Later, in her post-match press conference, she called the chanting for her “wild.”

“I was thinking like maybe they feel like I’m Golden State in Game 7 or something,” she said. “It’s different because you’re an individual player, so it’s weird, I guess. Most of the time you hear the chants, it’s for a whole team, not just for, like, me. So it was pretty cool.”

Next up for Gauff is a massive challenge. She gets world No. 1 and reigning US Open champion Naomi Osaka, who defeated Poland’s Magda Linette 6-2, 6-4 earlier in the day. Babos, a 26-year-old qualifier, is ranked 112th.

Osaka and Gauff have known each other for a few years, but Saturday will be their first time playing each other.

“Obviously she’s an amazing player,” Gauff said. “She’s defending champion. She’s won two slams. She’s No. 1. She’s only 21. We’re both pretty young. But I’m a little bit newer to the game. So I’m just curious to see how my game matches up against her. Obviously I want to win. I just want to enjoy it, have fun, enjoy the battle. We’ll see how it goes. But my top priority right now is just doubles.”

Gauff, teaming up with 17-year-old Caty McNally, is scheduled to face Julia Goerges and Katerina Siniakova in the first round Friday. McNally lost to Serena Williams on Wednesday.

“I think that’s actually going to prepare me for Naomi, because doubles to me is more faster paced than singles,” Gauff said. “Naomi actually hits the ball pretty hard. I think it will prepare me well for Saturday’s match.”

Hours before Gauff took the court against Babos, Osaka was asked about potentially playing the young American.

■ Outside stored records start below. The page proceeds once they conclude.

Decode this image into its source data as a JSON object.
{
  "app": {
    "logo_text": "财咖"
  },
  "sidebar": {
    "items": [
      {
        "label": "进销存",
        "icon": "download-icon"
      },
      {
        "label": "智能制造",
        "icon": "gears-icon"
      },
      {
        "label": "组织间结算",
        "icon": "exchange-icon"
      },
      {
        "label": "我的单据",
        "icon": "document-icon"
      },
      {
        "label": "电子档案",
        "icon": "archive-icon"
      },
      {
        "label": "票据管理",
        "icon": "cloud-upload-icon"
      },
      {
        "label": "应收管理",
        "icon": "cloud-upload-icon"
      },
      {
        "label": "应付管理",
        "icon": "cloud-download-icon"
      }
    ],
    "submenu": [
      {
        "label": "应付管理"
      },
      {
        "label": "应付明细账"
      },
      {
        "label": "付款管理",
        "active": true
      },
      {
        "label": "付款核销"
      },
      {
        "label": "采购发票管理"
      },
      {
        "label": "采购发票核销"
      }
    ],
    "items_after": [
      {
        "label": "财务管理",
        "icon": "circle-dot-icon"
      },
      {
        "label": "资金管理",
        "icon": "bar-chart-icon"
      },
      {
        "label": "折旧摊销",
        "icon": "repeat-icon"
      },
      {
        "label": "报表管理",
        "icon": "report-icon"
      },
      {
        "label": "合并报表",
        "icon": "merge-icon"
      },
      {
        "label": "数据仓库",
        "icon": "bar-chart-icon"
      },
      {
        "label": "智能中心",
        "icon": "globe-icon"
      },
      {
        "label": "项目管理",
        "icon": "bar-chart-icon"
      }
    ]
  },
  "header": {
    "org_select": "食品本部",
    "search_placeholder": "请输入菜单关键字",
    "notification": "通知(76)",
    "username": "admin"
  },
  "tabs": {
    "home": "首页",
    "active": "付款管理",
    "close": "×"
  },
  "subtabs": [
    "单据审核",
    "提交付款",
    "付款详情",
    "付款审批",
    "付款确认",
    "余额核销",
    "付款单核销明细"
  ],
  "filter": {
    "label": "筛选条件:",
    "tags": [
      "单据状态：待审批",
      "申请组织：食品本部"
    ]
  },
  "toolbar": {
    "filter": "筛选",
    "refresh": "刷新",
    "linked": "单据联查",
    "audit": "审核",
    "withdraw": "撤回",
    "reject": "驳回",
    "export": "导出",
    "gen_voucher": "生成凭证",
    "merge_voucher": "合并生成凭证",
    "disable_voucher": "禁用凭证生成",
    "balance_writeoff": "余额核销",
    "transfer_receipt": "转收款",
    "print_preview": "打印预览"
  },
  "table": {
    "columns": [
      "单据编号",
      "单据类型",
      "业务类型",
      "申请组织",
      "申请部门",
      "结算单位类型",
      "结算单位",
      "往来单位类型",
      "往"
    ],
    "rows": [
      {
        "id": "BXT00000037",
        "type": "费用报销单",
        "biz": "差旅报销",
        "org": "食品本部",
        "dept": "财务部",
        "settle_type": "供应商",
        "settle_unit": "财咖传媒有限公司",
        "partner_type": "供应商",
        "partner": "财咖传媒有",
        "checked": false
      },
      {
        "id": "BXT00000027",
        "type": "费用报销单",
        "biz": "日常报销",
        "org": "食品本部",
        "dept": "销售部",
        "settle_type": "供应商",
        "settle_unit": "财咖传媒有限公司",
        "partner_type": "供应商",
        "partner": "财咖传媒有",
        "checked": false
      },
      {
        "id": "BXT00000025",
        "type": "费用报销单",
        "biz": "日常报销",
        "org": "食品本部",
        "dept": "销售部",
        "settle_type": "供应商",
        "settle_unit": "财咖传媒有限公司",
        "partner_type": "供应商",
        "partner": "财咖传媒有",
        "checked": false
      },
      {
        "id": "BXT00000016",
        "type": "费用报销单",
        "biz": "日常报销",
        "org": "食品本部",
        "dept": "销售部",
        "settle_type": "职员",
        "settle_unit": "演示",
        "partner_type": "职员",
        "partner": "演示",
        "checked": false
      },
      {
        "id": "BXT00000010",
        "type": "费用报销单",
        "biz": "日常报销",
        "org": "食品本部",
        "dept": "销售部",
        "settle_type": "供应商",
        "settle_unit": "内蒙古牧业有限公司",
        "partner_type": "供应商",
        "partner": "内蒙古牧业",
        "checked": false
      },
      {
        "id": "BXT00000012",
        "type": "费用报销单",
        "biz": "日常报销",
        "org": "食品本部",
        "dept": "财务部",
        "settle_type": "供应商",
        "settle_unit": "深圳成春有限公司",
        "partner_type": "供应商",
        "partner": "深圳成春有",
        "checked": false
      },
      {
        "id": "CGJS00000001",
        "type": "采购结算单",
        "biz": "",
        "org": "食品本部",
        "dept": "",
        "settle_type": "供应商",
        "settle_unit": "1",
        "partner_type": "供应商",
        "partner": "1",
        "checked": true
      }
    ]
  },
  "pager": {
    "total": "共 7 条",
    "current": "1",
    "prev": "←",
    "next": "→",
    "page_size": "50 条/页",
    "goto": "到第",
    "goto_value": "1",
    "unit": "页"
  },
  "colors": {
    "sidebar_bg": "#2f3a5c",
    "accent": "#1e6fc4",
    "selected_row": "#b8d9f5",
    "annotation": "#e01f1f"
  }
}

“She’s super sweet and I would love to play her, of course,” the 21-year-old said to reporters. “For me, when I hear people talking about someone, I want to have the opportunity to play them just to assess it for myself. You know what I mean? So, yeah, definitely would love that, but at the same time I know she’s going to have to get through a tough opponent. I’m fine with whoever I play.”

Both of Gauff’s US Open singles matches have gone three sets. In her first-round match on Tuesday, Gauff recovered from a set and a break down to defeat fellow teenager Anastasia Potapova at Louis Armstrong Stadium. She entered the fortnight ranked 140th, a career best.

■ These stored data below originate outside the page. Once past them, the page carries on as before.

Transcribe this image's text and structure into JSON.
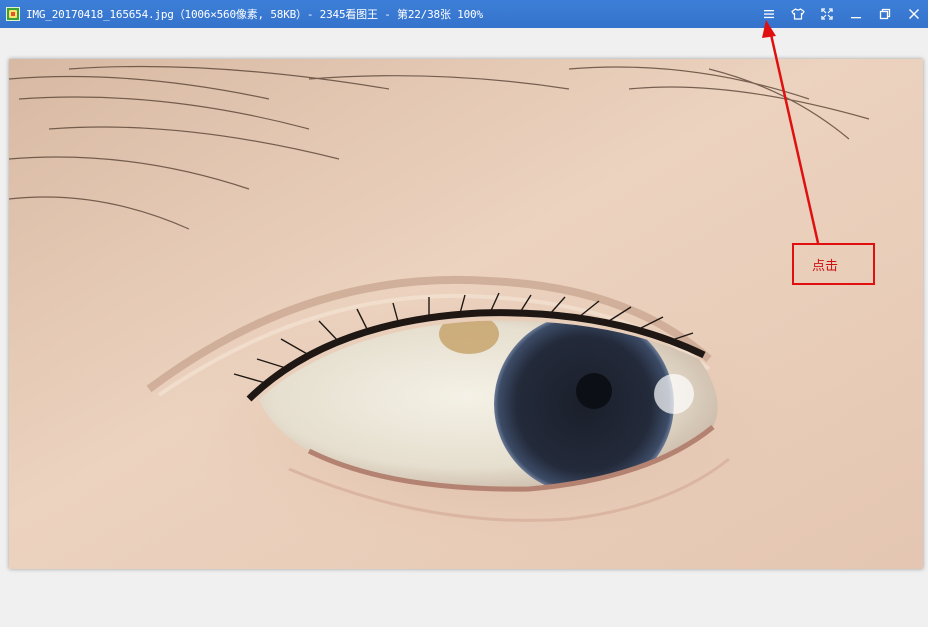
{
  "window": {
    "title": "IMG_20170418_165654.jpg（1006×560像素, 58KB）- 2345看图王 - 第22/38张 100%",
    "titlebar_color": "#3573cc"
  },
  "controls": [
    {
      "name": "menu-icon",
      "label": "Menu"
    },
    {
      "name": "skin-icon",
      "label": "Skin"
    },
    {
      "name": "fullscreen-icon",
      "label": "Fullscreen"
    },
    {
      "name": "minimize-icon",
      "label": "Minimize"
    },
    {
      "name": "restore-icon",
      "label": "Restore"
    },
    {
      "name": "close-icon",
      "label": "Close"
    }
  ],
  "annotation": {
    "label": "点击",
    "color": "#e01010"
  },
  "photo": {
    "subject": "eye-closeup"
  }
}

The youngest player in the draw, Gauff is making her US Open debut as a wild card. She became an overnight sensation in July when she reached the fourth round of Wimbledon, beating the likes of idol Venus Williams in the process.

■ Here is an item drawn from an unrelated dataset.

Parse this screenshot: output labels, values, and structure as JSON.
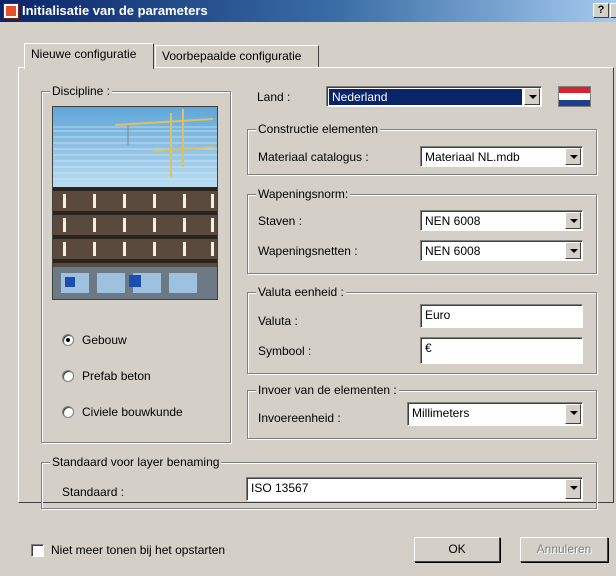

In her run, she also became the first 15-year-old to reach the last 16 at Wimbledon since Martina Hingis in 1996. Gauff’s Wimbledon came to an end at the hands of eventual champion Simona Halep, who lost earlier Thursday to 23-year-old American Taylor Townsend.

Gauff claimed the women’s doubles title at the Citi Open earlier this month, where she partnered with McNally. In 2018, Gauff and McNally won the US Open girls’ doubles title.

Earlier this week, Osaka approached the 15-year-old and struck up a friendly conversation.

“I have actually been trying to talk to her recently, because I feel she’s a little bit like me, a little bit – well, I saw her in the locker room, and she just had her headphones on,” Osaka said Tuesday. “I was, like, Oh, looks familiar. I just went up and talked a little bit.”

Gauff shared part of that exchange while on ESPN’s set.

“She came up to me and she was like, ‘Congrats on Wimbledon,’” Gauff said. “I was like, ‘Thank you. Congrats on everything you’re doing.’ Also, I was complimenting her headphones. … She’s a nice person.”

As for Osaka, who must defend her title to keep the No. 1 ranking, she says she feels like she’s having fun again.

“I’m not really caring too much about rankings or points,” she said. “And I know that I said that if you win a tournament that automatically makes you No. 1, but I’m not even thinking about winning this tournament right now. Like, I’m thinking about my next match, and I know it’s either going to be Coco or Babos. So I sort of feel free.”